In some ways, Tim Hortons is the Dunkin' Donuts of Canada. The chain, which was founded in 1964 by its namesake, former NHL hockey player, Miles Gilbert "Tim" Horton, is a friendly, ubiquitouscoffee chain that serves doughnuts and other breakfast fare. Tim Hortons are plastered all across Canada—there are more than 3,100 coffee shops in the country, or more than twice as many stores per capita as there are McDonald's in the United States.

In some ways Tim Hortons is nothing like any of the American chains. The most-ordered menu item at Tim Hortons is a "double double," or a regular coffee with two creams and two sugars. At Tim Hortons, doughnuts holes are called Timbits, the chain's equivalent of Dunkin' Donuts' bite-sized Munchkins.
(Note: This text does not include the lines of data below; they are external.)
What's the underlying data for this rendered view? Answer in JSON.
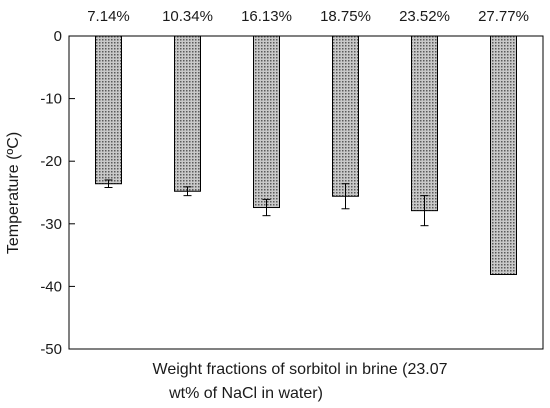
{
  "chart_data": {
    "type": "bar",
    "title": "",
    "categories": [
      "7.14%",
      "10.34%",
      "16.13%",
      "18.75%",
      "23.52%",
      "27.77%"
    ],
    "values": [
      -23.6,
      -24.8,
      -27.4,
      -25.6,
      -27.9,
      -38.1
    ],
    "error": [
      0.6,
      0.7,
      1.3,
      2.0,
      2.4,
      0
    ],
    "xlabel_lines": [
      "Weight fractions of sorbitol in brine (23.07",
      "wt% of NaCl in water)"
    ],
    "ylabel": "Temperature (ºC)",
    "ylim": [
      -50,
      0
    ],
    "yticks": [
      0,
      -10,
      -20,
      -30,
      -40,
      -50
    ],
    "ytick_labels": [
      "0",
      "-10",
      "-20",
      "-30",
      "-40",
      "-50"
    ],
    "category_axis_position": "top",
    "bar_pattern": "dotted",
    "bar_fill_color": "#a9a9a9",
    "bar_edge_color": "#000000",
    "grid": false,
    "legend": "none"
  }
}
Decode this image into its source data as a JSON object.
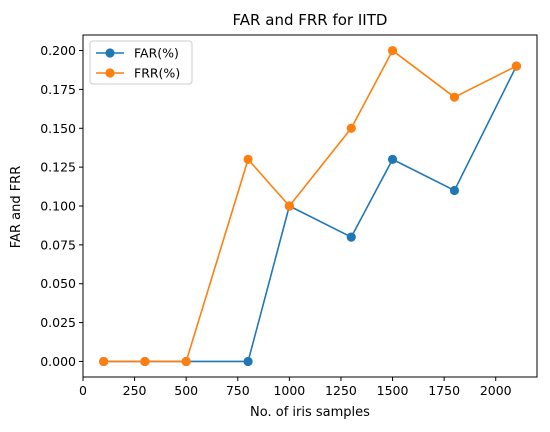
{
  "chart_data": {
    "type": "line",
    "title": "FAR and FRR for IITD",
    "xlabel": "No. of iris samples",
    "ylabel": "FAR and FRR",
    "x": [
      100,
      300,
      500,
      800,
      1000,
      1300,
      1500,
      1800,
      2100
    ],
    "xlim": [
      0,
      2200
    ],
    "ylim": [
      -0.01,
      0.21
    ],
    "xticks": [
      0,
      250,
      500,
      750,
      1000,
      1250,
      1500,
      1750,
      2000
    ],
    "xtick_labels": [
      "0",
      "250",
      "500",
      "750",
      "1000",
      "1250",
      "1500",
      "1750",
      "2000"
    ],
    "yticks": [
      0,
      0.025,
      0.05,
      0.075,
      0.1,
      0.125,
      0.15,
      0.175,
      0.2
    ],
    "ytick_labels": [
      "0.000",
      "0.025",
      "0.050",
      "0.075",
      "0.100",
      "0.125",
      "0.150",
      "0.175",
      "0.200"
    ],
    "grid": false,
    "legend_position": "top-left",
    "series": [
      {
        "name": "FAR(%)",
        "color": "#1f77b4",
        "values": [
          0.0,
          0.0,
          0.0,
          0.0,
          0.1,
          0.08,
          0.13,
          0.11,
          0.19
        ]
      },
      {
        "name": "FRR(%)",
        "color": "#ff7f0e",
        "values": [
          0.0,
          0.0,
          0.0,
          0.13,
          0.1,
          0.15,
          0.2,
          0.17,
          0.19
        ]
      }
    ]
  }
}
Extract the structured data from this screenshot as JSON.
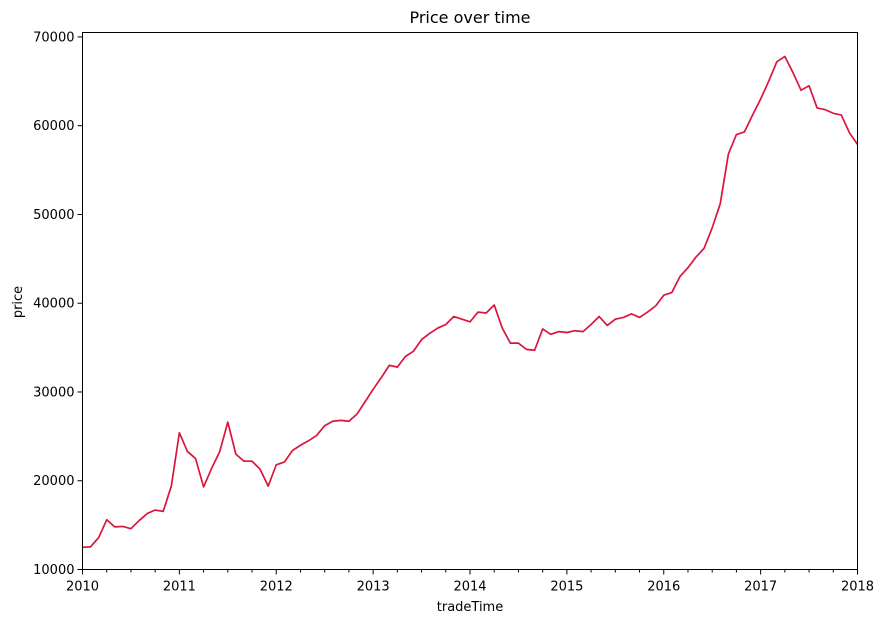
{
  "chart_data": {
    "type": "line",
    "title": "Price over time",
    "xlabel": "tradeTime",
    "ylabel": "price",
    "xlim": [
      2010.0,
      2018.0
    ],
    "ylim": [
      10000,
      70500
    ],
    "x_ticks": [
      "2010",
      "2011",
      "2012",
      "2013",
      "2014",
      "2015",
      "2016",
      "2017",
      "2018"
    ],
    "y_ticks": [
      "10000",
      "20000",
      "30000",
      "40000",
      "50000",
      "60000",
      "70000"
    ],
    "grid": false,
    "legend": "none",
    "line_color": "#dc143c",
    "series": [
      {
        "x": [
          2010.0,
          2010.083,
          2010.167,
          2010.25,
          2010.333,
          2010.417,
          2010.5,
          2010.583,
          2010.667,
          2010.75,
          2010.833,
          2010.917,
          2011.0,
          2011.083,
          2011.167,
          2011.25,
          2011.333,
          2011.417,
          2011.5,
          2011.583,
          2011.667,
          2011.75,
          2011.833,
          2011.917,
          2012.0,
          2012.083,
          2012.167,
          2012.25,
          2012.333,
          2012.417,
          2012.5,
          2012.583,
          2012.667,
          2012.75,
          2012.833,
          2012.917,
          2013.0,
          2013.083,
          2013.167,
          2013.25,
          2013.333,
          2013.417,
          2013.5,
          2013.583,
          2013.667,
          2013.75,
          2013.833,
          2013.917,
          2014.0,
          2014.083,
          2014.167,
          2014.25,
          2014.333,
          2014.417,
          2014.5,
          2014.583,
          2014.667,
          2014.75,
          2014.833,
          2014.917,
          2015.0,
          2015.083,
          2015.167,
          2015.25,
          2015.333,
          2015.417,
          2015.5,
          2015.583,
          2015.667,
          2015.75,
          2015.833,
          2015.917,
          2016.0,
          2016.083,
          2016.167,
          2016.25,
          2016.333,
          2016.417,
          2016.5,
          2016.583,
          2016.667,
          2016.75,
          2016.833,
          2016.917,
          2017.0,
          2017.083,
          2017.167,
          2017.25,
          2017.333,
          2017.417,
          2017.5,
          2017.583,
          2017.667,
          2017.75,
          2017.833,
          2017.917,
          2018.0
        ],
        "values": [
          12500,
          12550,
          13600,
          15600,
          14800,
          14850,
          14600,
          15500,
          16300,
          16700,
          16550,
          19400,
          25400,
          23300,
          22500,
          19300,
          21400,
          23300,
          26600,
          23000,
          22200,
          22200,
          21300,
          19400,
          21800,
          22100,
          23400,
          24000,
          24500,
          25100,
          26200,
          26700,
          26800,
          26700,
          27500,
          28900,
          30300,
          31600,
          33000,
          32800,
          34000,
          34600,
          35900,
          36600,
          37200,
          37600,
          38500,
          38200,
          37900,
          39000,
          38900,
          39800,
          37200,
          35500,
          35500,
          34800,
          34700,
          37100,
          36500,
          36800,
          36700,
          36900,
          36800,
          37600,
          38500,
          37500,
          38200,
          38400,
          38800,
          38400,
          39000,
          39700,
          40900,
          41200,
          43000,
          44000,
          45200,
          46200,
          48500,
          51200,
          56800,
          59000,
          59300,
          61200,
          63000,
          65000,
          67200,
          67800,
          66000,
          64000,
          64500,
          62000,
          61800,
          61400,
          61200,
          59200,
          57900
        ]
      }
    ]
  }
}
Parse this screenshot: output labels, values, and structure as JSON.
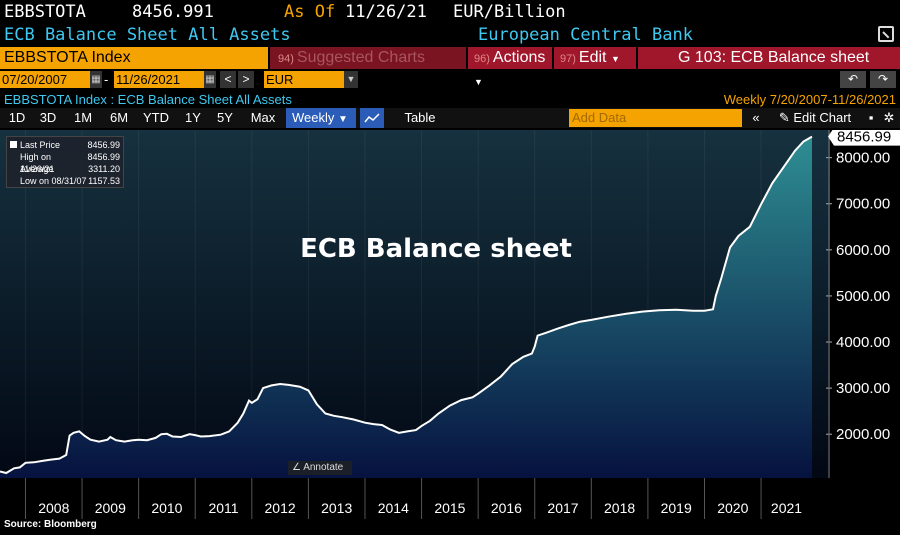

And Tim Hortons is, geographically speaking, still overwhelmingly Canadian. While the chain has been opening stores outside of Canada since 1984, when it expanded to Tonawanda, New York, its first U.S. location, more than 80 percent of its restaurants still operate north of the border.

Most importantly, Tim Hortons has been a massive business success.

The company reported revenues of $3.26 billion last year (pdf), or nearly three times that of Burger King. What's more, Tim Hortons churned out those sales with just under 4,500 locations worldwide, while Burger King has more than 13,000 restaurants around the globe. The Canadian coffee shop's efficiency is such that it outsold Dunkin' Donuts by a factor of almost eleven to one on a per-store basis.

But it's not just a volume business. The stores are turning a healthy profit, too. The company earned nearly $430 million last year after taxes, which is almost twice what Burger King earned, and more than three times Dunkin' Donuts.

When asked why the new parent company for Burger King and Tim Hortons will operate out of Canada, Warren Buffet, whose company Berkshire Hathaway owns a significant chunk of Burger King, denied the tax incentives. Instead, Buffett pointed to the strength of the Canadian chain. "Tim Hortons earns more money than Burger King does,” he told the Financial Times on Tuesday. “I just don’t know how the Canadians would feel about Tim Hortons moving to Florida. The main thing here is to make the Canadians happy.” The logic is understandable—after all, loyal Canadians are the lifeblood of the company.

“I’m obsessed with Tim Hortons,” said Ian Hardy, 40,  a Toronto blogger who runs the unofficial fan-site Inside Timmies, when he was interviewed by my colleague Danielle Paquette. “I don’t want to see it change. No one here does.”